State corrections officials pronounced Quintin Jones, 41, dead at 6:40 p.m. at the Texas State Penitentiary at Huntsville, The Texas Tribune reported. He was convicted 20 years ago of the 1999 murder of his great-aunt, Berthena Bryant.
The lethal injection came hours after the U.S. Supreme Court declined a petition by Jones’ lawyers seeking a stay of execution. The court documents said the state unconstitutionally denied his intellectual disability claim and used now-discredited expert testimony during the sentencing phase of his trial to assess Jones’ future danger potential.
The Texas Court of Criminal Appeals denied Jones’ application for a stay on May 12, and the Texas Board of Pardons and Paroles voted against clemency on Tuesday, according to The Texas Tribune.

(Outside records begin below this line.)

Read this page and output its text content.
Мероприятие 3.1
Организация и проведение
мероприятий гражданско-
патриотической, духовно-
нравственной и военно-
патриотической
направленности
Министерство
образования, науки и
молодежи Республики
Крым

Jones also filed a lawsuit against the parole board Wednesday, accusing it of racial discrimination. Texas Gov. Greg Abbott has granted clemency to only one person, Thomas “Bart” Whitaker, who is White. Jones, meanwhile, is Black.
“The same grounds for clemency that were found to be meritorious in Whitaker’s case are present and equally strong in Mr. Jones’ case,” the lawsuit reads.
U.S. District Judge George Hanks Jr. of the Southern District of Texas, denied the stay application and dismissed Jones’ lawsuit.
Jones confessed to killing Bryant, saying he beat her with a baseball bat after she refused to loan him money. He ultimately took $30 from her purse and stole her car, which he later abandoned in a parking lot.
He told police another man named James lived in his head and blamed the murder on this other personality.
The most recent execution in Texas occurred in July of this year, when Billy Joe Wardlow was executed. In 2020, the state killed three people, the fewest in almost 25 years.
Texas postponed a number of planned executions due to COVID-19 delays. Gov. Greg Abbott has the authority to postpone the execution by 30 days without the board’s recommendation, but he has never done so.
Jones becomes the fourth male to be executed in the United States in 2021. Before President Donald Trump left office, the federal government executed three federal death row prisoners in January.